Lesefreunde Hürth e.V.

Unsere Lesetipps

Gerne können Sie Lesevorschläge senden an info@lesefreunde-huerth.de. Wir sind gespannt auf Ihre Buchtipps.

Sie können unsere Lesetipps nach Personen oder Buchtiteln durchsuchen. Gesucht wird immer nach der eingegebenen Zeichenkette im gesamten Text der Tipps: Nachname oder Vor- und Nachname oder Buchtitel oder Fragmente des Titels in der richtigen Reihenfolge.

Eine unmittelbare Suche bei der Stadtbücherei Hürth kann hier vorgenommen werden:

Ariel Lawhon: Der gefrorene Fluss (2024) *

Martha Ballard ist Hebamme und Heilerin in der kleinen Stadt Hallowell im Bundesstaat Maine und lebt mit Mann und sechs erwachsenen Kindern in einem Bauernhof mit einer Mühle. Durch ihren Beruf kennt sie die Geheimnisse vieler Menschen. Als im harten Winter 1789 ein toter Mann aus dem weitgehend zugefrorenen Fluss gezogen wird, stellt sie rasch fest, dass dieser erdrosselt worden sein muss. Aber niemand zeigt wirklich Interesse an der Aufklärung des Falles, zumal einer der Verdächtigen ein Richter mit großem politischem Einfluss ist. Auch als bekannt wird, dass er und der Tote eine Frau vergewaltigt haben, wird diese Tat nicht bestraft. Welche Rolle spielen in dem Geschehen Marthas Kinder und wie kann am Ende doch noch eine Form der Gerechtigkeit hergestellt werden? Im Laufe des Winters steht sie einigen Frauen bei Geburten bei und kann dann auch den Fall aufklären und in ihrem Sinne lösen.
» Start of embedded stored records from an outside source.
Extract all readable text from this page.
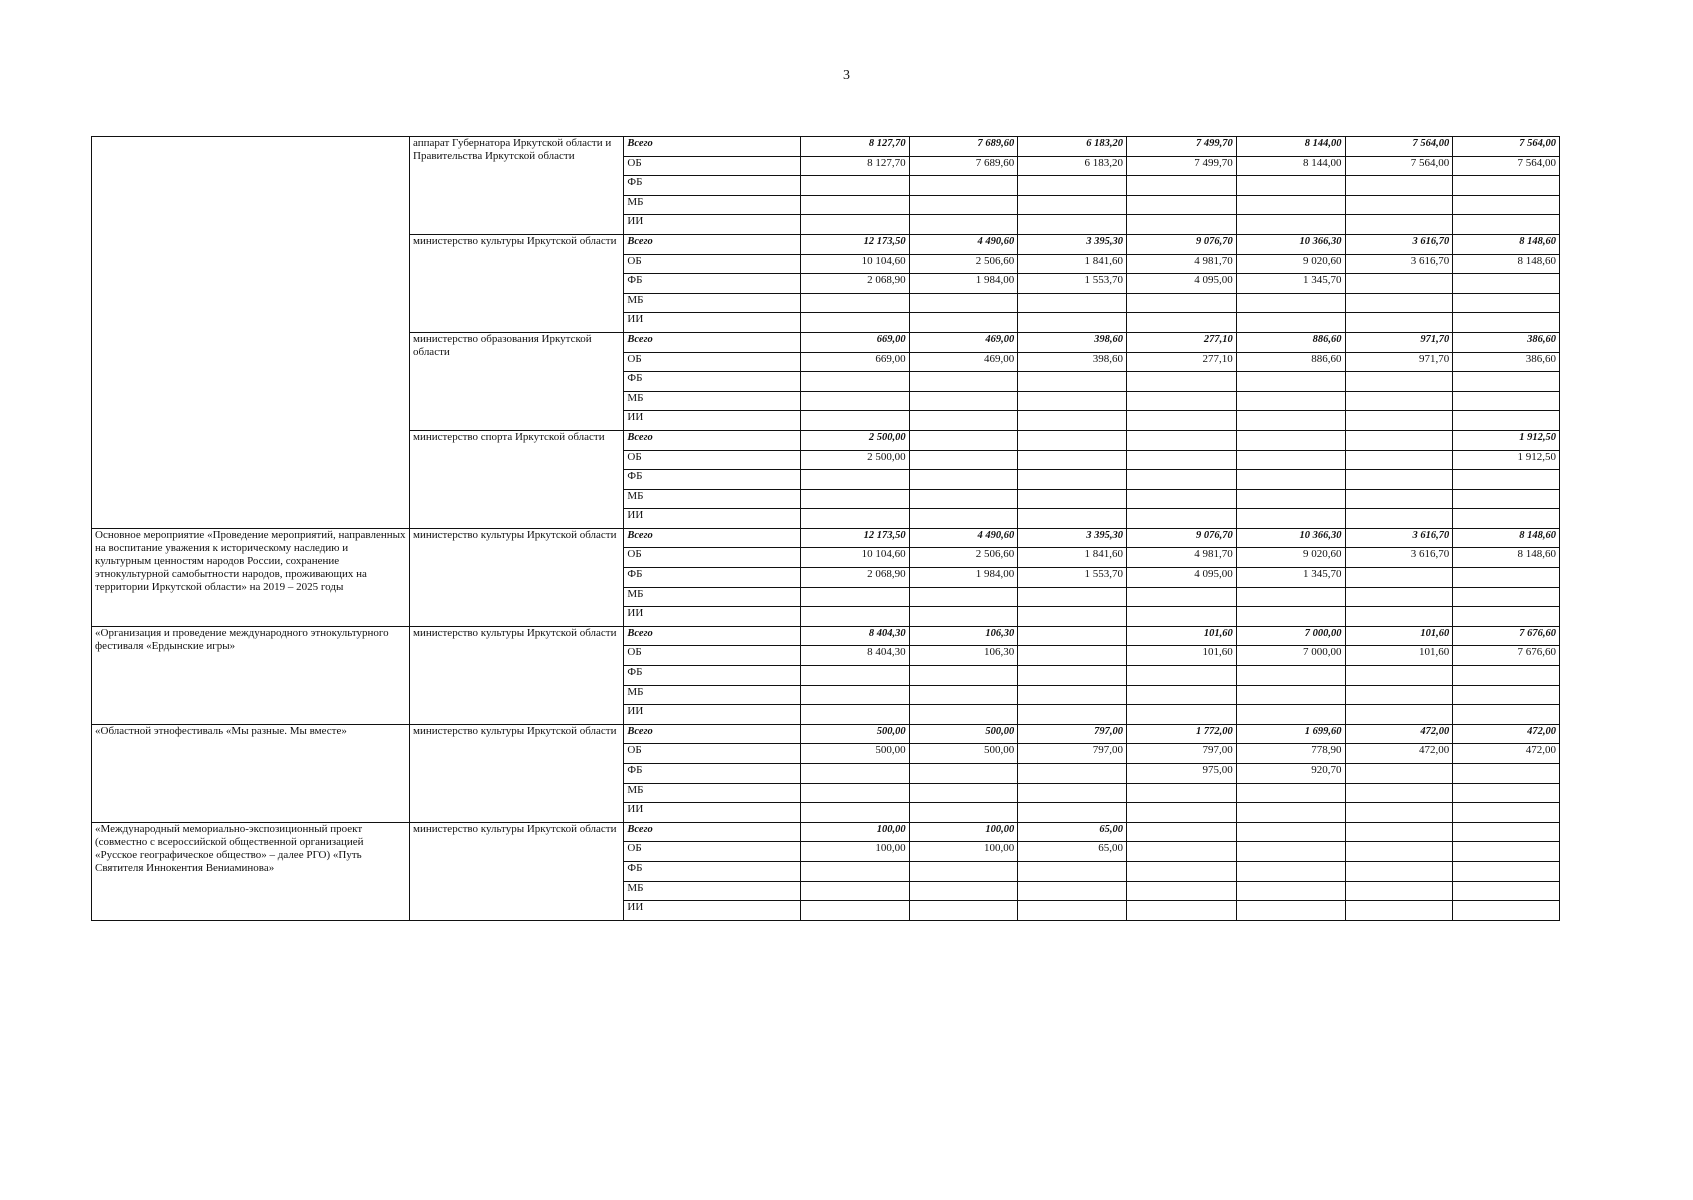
3
	аппарат Губернатора Иркутской области и Правительства Иркутской области	Всего	8 127,70	7 689,60	6 183,20	7 499,70	8 144,00	7 564,00	7 564,00
		ОБ	8 127,70	7 689,60	6 183,20	7 499,70	8 144,00	7 564,00	7 564,00
		ФБ							
		МБ							
		ИИ							
	министерство культуры Иркутской области	Всего	12 173,50	4 490,60	3 395,30	9 076,70	10 366,30	3 616,70	8 148,60
		ОБ	10 104,60	2 506,60	1 841,60	4 981,70	9 020,60	3 616,70	8 148,60
		ФБ	2 068,90	1 984,00	1 553,70	4 095,00	1 345,70		
		МБ							
		ИИ							
	министерство образования Иркутской области	Всего	669,00	469,00	398,60	277,10	886,60	971,70	386,60
		ОБ	669,00	469,00	398,60	277,10	886,60	971,70	386,60
		ФБ							
		МБ							
		ИИ							
	министерство спорта Иркутской области	Всего	2 500,00						1 912,50
		ОБ	2 500,00						1 912,50
		ФБ							
		МБ							
		ИИ							
Основное мероприятие «Проведение мероприятий, направленных на воспитание уважения к историческому наследию и культурным ценностям народов России, сохранение этнокультурной самобытности народов, проживающих на территории Иркутской области» на 2019 – 2025 годы	министерство культуры Иркутской области	Всего	12 173,50	4 490,60	3 395,30	9 076,70	10 366,30	3 616,70	8 148,60
		ОБ	10 104,60	2 506,60	1 841,60	4 981,70	9 020,60	3 616,70	8 148,60
		ФБ	2 068,90	1 984,00	1 553,70	4 095,00	1 345,70		
		МБ							
		ИИ							
«Организация и проведение международного этнокультурного фестиваля «Ердынские игры»	министерство культуры Иркутской области	Всего	8 404,30	106,30		101,60	7 000,00	101,60	7 676,60
		ОБ	8 404,30	106,30		101,60	7 000,00	101,60	7 676,60
		ФБ							
		МБ							
		ИИ							
«Областной этнофестиваль «Мы разные. Мы вместе»	министерство культуры Иркутской области	Всего	500,00	500,00	797,00	1 772,00	1 699,60	472,00	472,00
		ОБ	500,00	500,00	797,00	797,00	778,90	472,00	472,00
		ФБ				975,00	920,70		
		МБ							
		ИИ							
«Международный мемориально-экспозиционный проект (совместно с всероссийской общественной организацией «Русское географическое общество» – далее РГО) «Путь Святителя Иннокентия Вениаминова»	министерство культуры Иркутской области	Всего	100,00	100,00	65,00				
		ОБ	100,00	100,00	65,00				
		ФБ							
		МБ							
		ИИ							
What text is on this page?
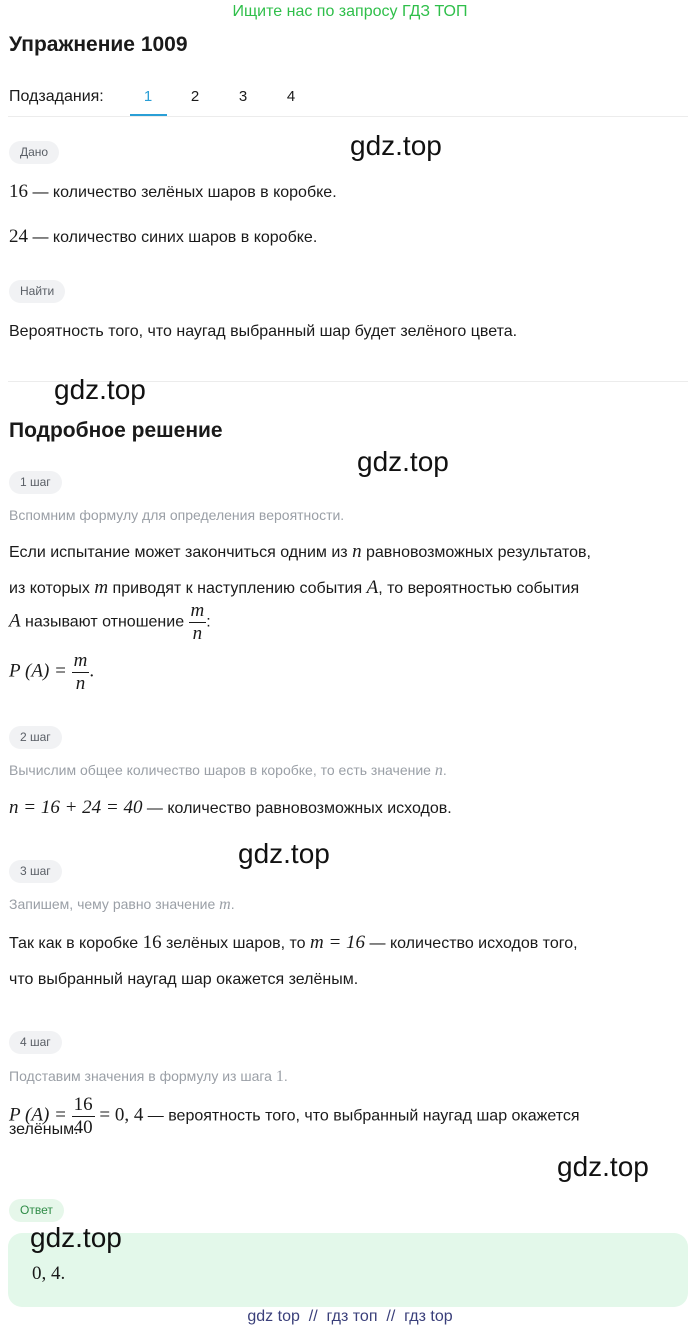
Ищите нас по запросу ГДЗ ТОП
Упражнение 1009
Подзадания:	1	2	3	4
Дано	gdz.top
16 — количество зелёных шаров в коробке.
24 — количество синих шаров в коробке.
Найти
Вероятность того, что наугад выбранный шар будет зелёного цвета.
gdz.top
Подробное решение
gdz.top
1 шаг
Вспомним формулу для определения вероятности.
Если испытание может закончиться одним из n равновозможных результатов,
из которых m приводят к наступлению события A, то вероятностью события
A называют отношение $\frac{m}{n}$ :
P $(A) = \frac{m}{n}$ .
2 шаг
Вычислим общее количество шаров в коробке, то есть значение n.
n = 16 + 24 = 40 — количество равновозможных исходов.
gdz.top
3 шаг
Запишем, чему равно значение m.
Так как в коробке 16 зелёных шаров, то m = 16 — количество исходов того,
что выбранный наугад шар окажется зелёным.
4 шаг
Подставим значения в формулу из шага 1.
P $(A) = \frac{16}{40} = 0$, 4 — вероятность того, что выбранный наугад шар окажется
зелёным.
gdz.top
Ответ
gdz.top
0, 4.
gdz top  //  гдз топ  //  гдз top
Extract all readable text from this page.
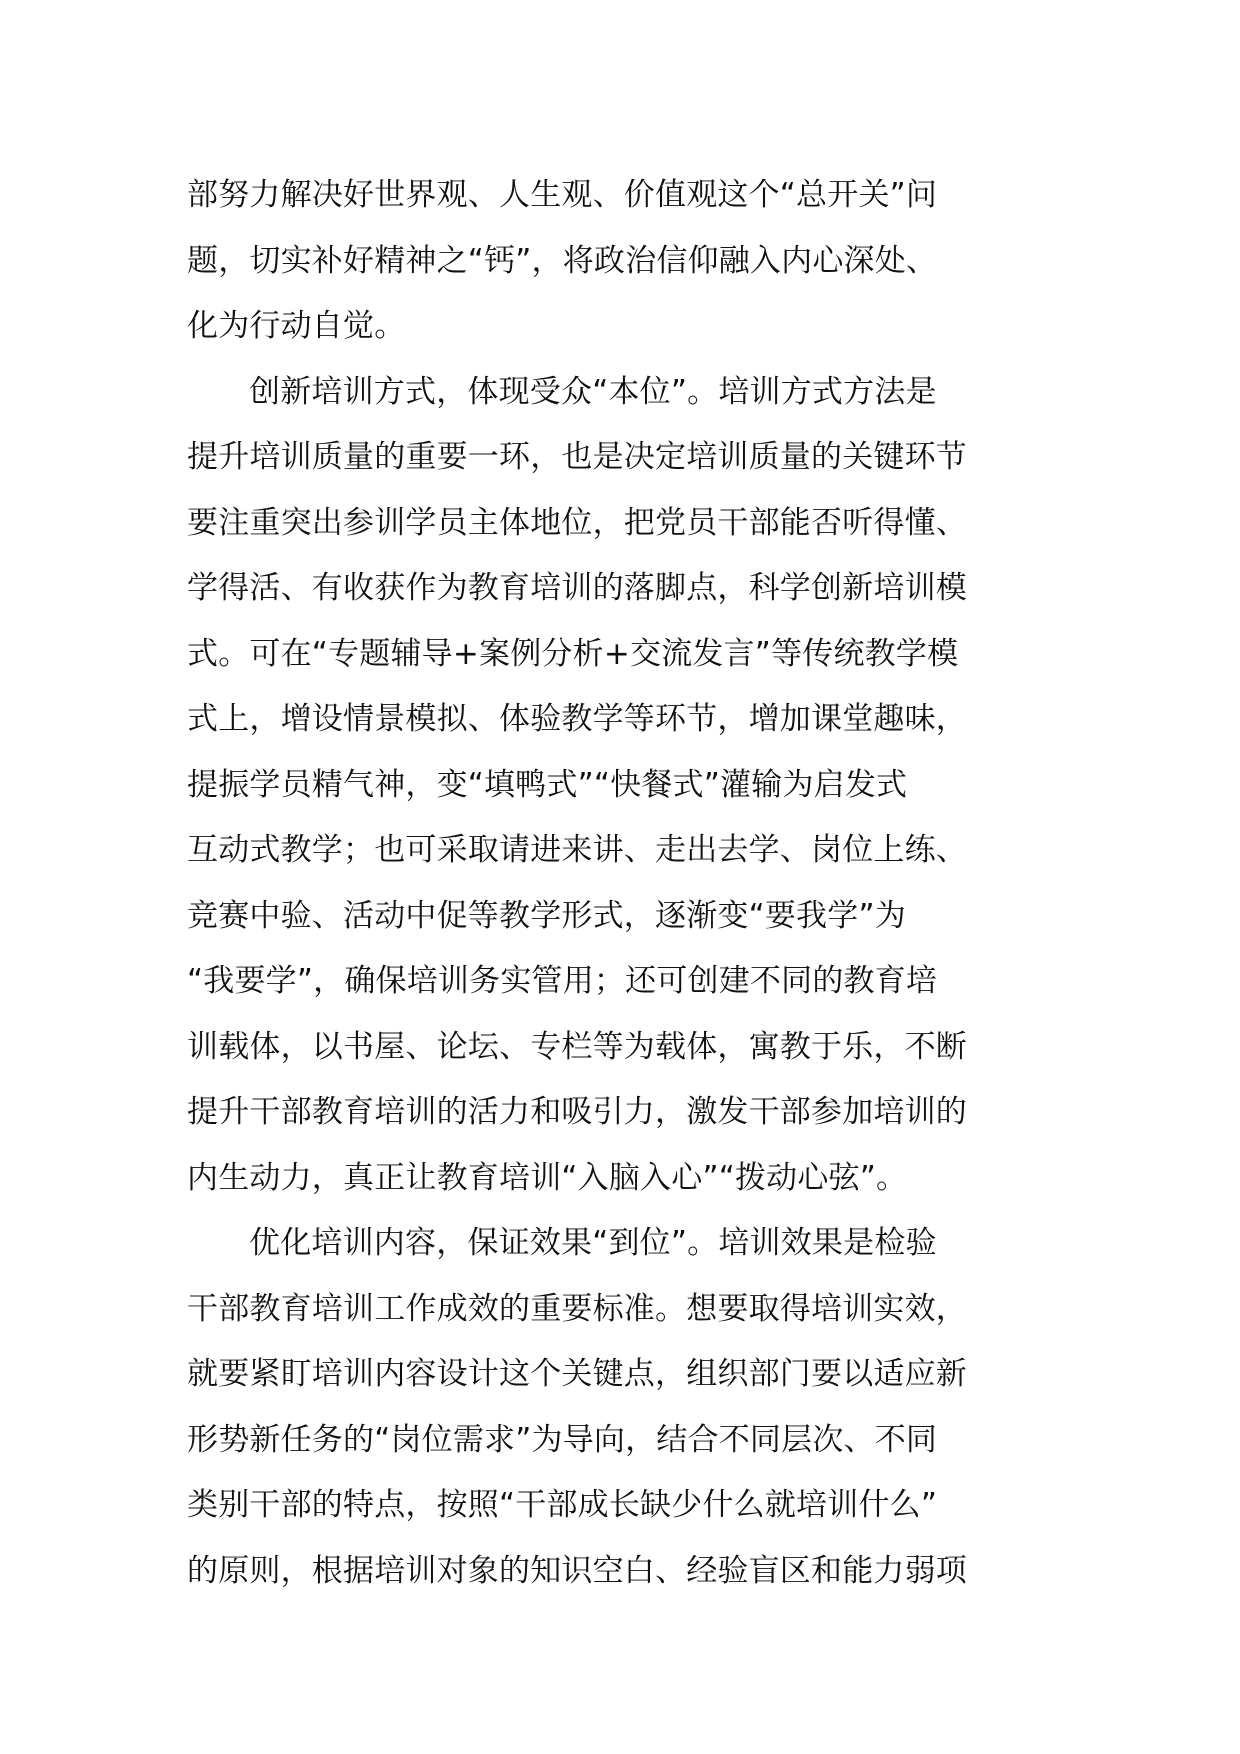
部努力解决好世界观、人生观、价值观这个“总开关”问
题，切实补好精神之“钙”，将政治信仰融入内心深处、
化为行动自觉。
创新培训方式，体现受众“本位”。培训方式方法是
提升培训质量的重要一环，也是决定培训质量的关键环节
要注重突出参训学员主体地位，把党员干部能否听得懂、
学得活、有收获作为教育培训的落脚点，科学创新培训模
式。可在“专题辅导+案例分析+交流发言”等传统教学模
式上，增设情景模拟、体验教学等环节，增加课堂趣味，
提振学员精气神，变“填鸭式”“快餐式”灌输为启发式
互动式教学；也可采取请进来讲、走出去学、岗位上练、
竞赛中验、活动中促等教学形式，逐渐变“要我学”为
“我要学”，确保培训务实管用；还可创建不同的教育培
训载体，以书屋、论坛、专栏等为载体，寓教于乐，不断
提升干部教育培训的活力和吸引力，激发干部参加培训的
内生动力，真正让教育培训“入脑入心”“拨动心弦”。
优化培训内容，保证效果“到位”。培训效果是检验
干部教育培训工作成效的重要标准。想要取得培训实效，
就要紧盯培训内容设计这个关键点，组织部门要以适应新
形势新任务的“岗位需求”为导向，结合不同层次、不同
类别干部的特点，按照“干部成长缺少什么就培训什么”
的原则，根据培训对象的知识空白、经验盲区和能力弱项
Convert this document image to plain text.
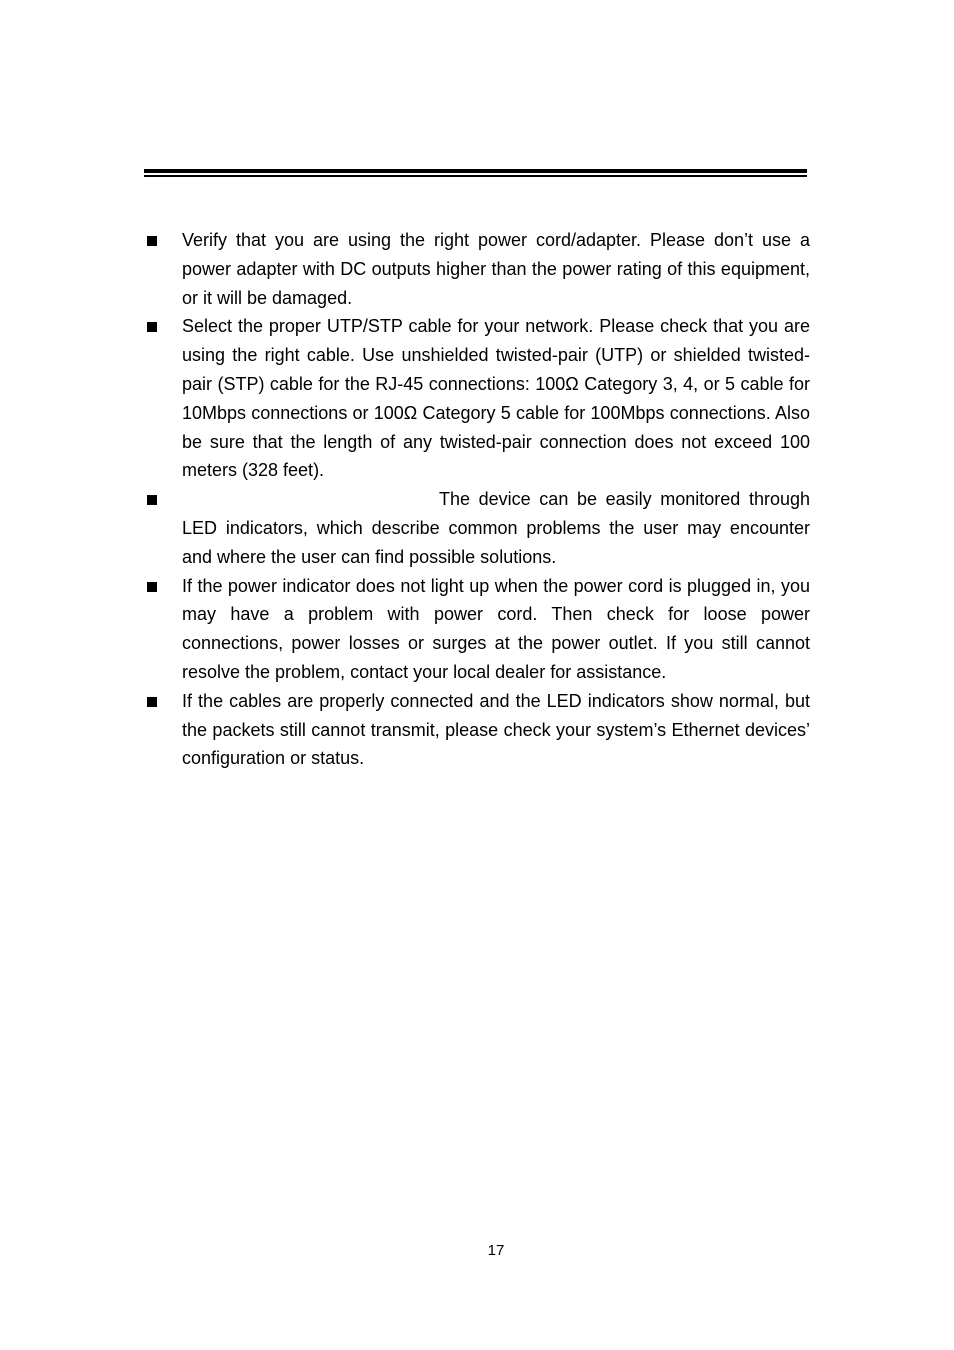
Verify that you are using the right power cord/adapter. Please don’t use a power adapter with DC outputs higher than the power rating of this equipment, or it will be damaged.
Select the proper UTP/STP cable for your network. Please check that you are using the right cable. Use unshielded twisted-pair (UTP) or shielded twisted-pair (STP) cable for the RJ-45 connections: 100Ω Category 3, 4, or 5 cable for 10Mbps connections or 100Ω Category 5 cable for 100Mbps connections. Also be sure that the length of any twisted-pair connection does not exceed 100 meters (328 feet).
The device can be easily monitored through LED indicators, which describe common problems the user may encounter and where the user can find possible solutions.
If the power indicator does not light up when the power cord is plugged in, you may have a problem with power cord. Then check for loose power connections, power losses or surges at the power outlet. If you still cannot resolve the problem, contact your local dealer for assistance.
If the cables are properly connected and the LED indicators show normal, but the packets still cannot transmit, please check your system’s Ethernet devices’ configuration or status.
17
Die Handlung des Buches spielt in einem langen und kalten Winter, ist aber sehr warmherzig erzählt. Wen Geburtsbeschreibungen nicht schrecken, wird Freude an diesem Roman über eine mutige Frau haben, die tatsächlich gelebt hat. Dies ist ein „Schmöker“ im besten Sinn.

(Empfehlung von Ulla Buse, Vorsitzende der Lesefreunde)

Jochen Buchsteiner: Wir Ostpreußen. Eine ganz gewöhnliche deutsche Familiengeschichte (2025) *

Der Autor ist Politikwissenschaftler und hat viele Jahre u.a. als Korrespondent für die ZEIT und die FAZ gearbeitet. Seine Großmutter ist im Januar 1945 aus ihrem Gut in Ostpreußen vor den Russen geflohen. In diesem Buch schreibt er auf der Grundlage ihres Fluchtberichts über diesen ehemaligen Teil Deutschlands. Er beschreibt Ostpreußen und seine Historie und erzählt, wie die Fluchterfahrung prägender Teil seiner Familiengeschichte ist. Millionen Menschen mussten damals ihre Heimat verlassen und neu beginnen. Der Untertitel weist darauf hin.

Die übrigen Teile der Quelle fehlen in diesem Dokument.